The sea was the dull blue of a cataract…

Reading time: Less than 1 minute

I like to share interesting pieces of figurative language I encounter in my reading. I write today about some metaphors and similes from Dana Goodyear…

I live in Vancouver, Canada which is geographically considered to fall within a coastal rain forest. Trouble is, we haven’t had any rain to speak of for at least two months. And weather-announcers are starting to use the D-word — drought.

Thus, I read with particular interest a New Yorker piece, by Dana Goodyear, about California’s water problems. Subtitled, “What will California sacrifice to survive the drought?,” the piece explored the implications of the dying Salton Sea, a human-made lake that is gradually drying up. Sadly, the retreat of this water is likely to lead to toxic dust and serious health problems for both animals and humans.
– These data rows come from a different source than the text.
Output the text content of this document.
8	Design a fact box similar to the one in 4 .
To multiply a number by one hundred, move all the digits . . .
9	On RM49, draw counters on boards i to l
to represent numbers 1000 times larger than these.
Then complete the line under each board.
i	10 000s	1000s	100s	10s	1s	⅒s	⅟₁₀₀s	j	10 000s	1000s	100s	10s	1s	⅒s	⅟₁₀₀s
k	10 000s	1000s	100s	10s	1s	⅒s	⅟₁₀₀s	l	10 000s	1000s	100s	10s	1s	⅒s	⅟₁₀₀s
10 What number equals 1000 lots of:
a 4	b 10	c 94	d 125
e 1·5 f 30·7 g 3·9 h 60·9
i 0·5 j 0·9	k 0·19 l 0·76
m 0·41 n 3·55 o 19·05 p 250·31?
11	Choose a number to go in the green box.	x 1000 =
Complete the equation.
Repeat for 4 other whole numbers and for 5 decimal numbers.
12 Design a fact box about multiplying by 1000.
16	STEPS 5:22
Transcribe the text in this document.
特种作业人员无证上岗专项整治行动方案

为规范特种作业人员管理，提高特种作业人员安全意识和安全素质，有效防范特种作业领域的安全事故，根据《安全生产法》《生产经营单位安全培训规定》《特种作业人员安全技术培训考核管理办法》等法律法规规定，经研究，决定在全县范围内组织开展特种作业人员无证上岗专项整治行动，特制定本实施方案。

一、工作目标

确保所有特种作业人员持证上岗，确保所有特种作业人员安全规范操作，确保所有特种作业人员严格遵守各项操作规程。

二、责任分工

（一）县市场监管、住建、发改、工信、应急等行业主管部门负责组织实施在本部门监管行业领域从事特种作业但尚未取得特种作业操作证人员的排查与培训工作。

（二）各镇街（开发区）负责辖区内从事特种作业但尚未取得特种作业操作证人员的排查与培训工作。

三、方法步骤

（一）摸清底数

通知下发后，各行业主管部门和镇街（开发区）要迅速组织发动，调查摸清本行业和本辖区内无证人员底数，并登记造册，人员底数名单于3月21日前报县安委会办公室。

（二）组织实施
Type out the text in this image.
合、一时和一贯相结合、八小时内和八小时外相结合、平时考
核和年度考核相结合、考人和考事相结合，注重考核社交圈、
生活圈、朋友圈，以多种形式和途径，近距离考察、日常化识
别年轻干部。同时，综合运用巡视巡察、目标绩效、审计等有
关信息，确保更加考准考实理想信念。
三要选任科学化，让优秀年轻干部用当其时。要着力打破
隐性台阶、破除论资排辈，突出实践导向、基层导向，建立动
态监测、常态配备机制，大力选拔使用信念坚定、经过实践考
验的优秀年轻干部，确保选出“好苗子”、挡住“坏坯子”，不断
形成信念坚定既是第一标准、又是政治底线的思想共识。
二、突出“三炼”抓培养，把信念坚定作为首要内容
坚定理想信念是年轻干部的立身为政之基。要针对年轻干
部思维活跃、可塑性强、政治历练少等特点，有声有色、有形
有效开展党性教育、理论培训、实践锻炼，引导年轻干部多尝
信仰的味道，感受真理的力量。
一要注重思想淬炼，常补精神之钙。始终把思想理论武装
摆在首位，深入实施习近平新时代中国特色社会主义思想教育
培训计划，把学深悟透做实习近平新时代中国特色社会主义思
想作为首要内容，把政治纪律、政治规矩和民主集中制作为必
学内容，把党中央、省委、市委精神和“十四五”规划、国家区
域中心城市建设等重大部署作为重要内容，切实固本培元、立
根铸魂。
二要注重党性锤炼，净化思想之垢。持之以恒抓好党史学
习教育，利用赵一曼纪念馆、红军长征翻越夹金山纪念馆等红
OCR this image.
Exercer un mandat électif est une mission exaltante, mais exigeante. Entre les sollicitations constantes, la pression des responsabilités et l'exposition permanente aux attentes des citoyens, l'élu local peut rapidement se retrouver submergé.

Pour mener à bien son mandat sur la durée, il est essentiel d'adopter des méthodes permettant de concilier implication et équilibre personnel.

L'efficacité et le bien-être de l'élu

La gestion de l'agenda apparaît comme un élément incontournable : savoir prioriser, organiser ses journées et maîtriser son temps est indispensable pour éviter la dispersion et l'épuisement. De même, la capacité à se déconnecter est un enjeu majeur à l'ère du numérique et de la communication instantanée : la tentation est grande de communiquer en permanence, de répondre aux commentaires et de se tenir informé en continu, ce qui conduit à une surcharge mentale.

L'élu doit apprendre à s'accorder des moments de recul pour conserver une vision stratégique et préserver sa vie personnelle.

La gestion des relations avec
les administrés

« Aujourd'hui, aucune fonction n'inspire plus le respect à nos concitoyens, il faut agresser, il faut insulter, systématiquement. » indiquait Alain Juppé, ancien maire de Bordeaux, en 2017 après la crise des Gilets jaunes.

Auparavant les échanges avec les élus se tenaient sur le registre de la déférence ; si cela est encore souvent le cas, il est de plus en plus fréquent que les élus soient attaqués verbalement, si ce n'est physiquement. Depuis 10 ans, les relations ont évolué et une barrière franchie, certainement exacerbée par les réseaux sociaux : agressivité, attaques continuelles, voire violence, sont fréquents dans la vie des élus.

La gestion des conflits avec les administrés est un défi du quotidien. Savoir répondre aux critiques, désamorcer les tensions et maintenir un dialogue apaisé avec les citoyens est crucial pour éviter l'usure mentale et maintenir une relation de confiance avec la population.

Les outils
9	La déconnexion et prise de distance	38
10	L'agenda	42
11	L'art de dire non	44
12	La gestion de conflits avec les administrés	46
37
I’d seen Goodyear’s work before on the pages of the New Yorker, but until I read this piece, I hadn’t realized she was a published poet. It shows in her writing. Take a look at these metaphors and similes.

  • There is a place in the California dessert where a pipe pokes out from a berm made of broken concrete and delivers freshwater to a dying sea. I stood there recently, on a beach of crumbled barnacles, and watched it gush. The sea was the dull blue of a cataract, surrounded by small volcanoes, bubbling mud pots, and ragged, blank mountains used for bombing practice by the Navy and the Marines
  • Like a jungle, it seethes: yellow-green Sudan grass; rough, inky sugar beets; alfalfa as bright as a banker’s shade; mixed lettuces that grade from light green to violet. “You could not paint a picture that is a better color,” Kay Pricola, the executive director of the Imperial Valley Vegetable Growers Association, says.

My husband and I visited the Salton Sea two years ago and were struck by its eerie beauty. All the more eerie now that I know the health risks associated with its demise.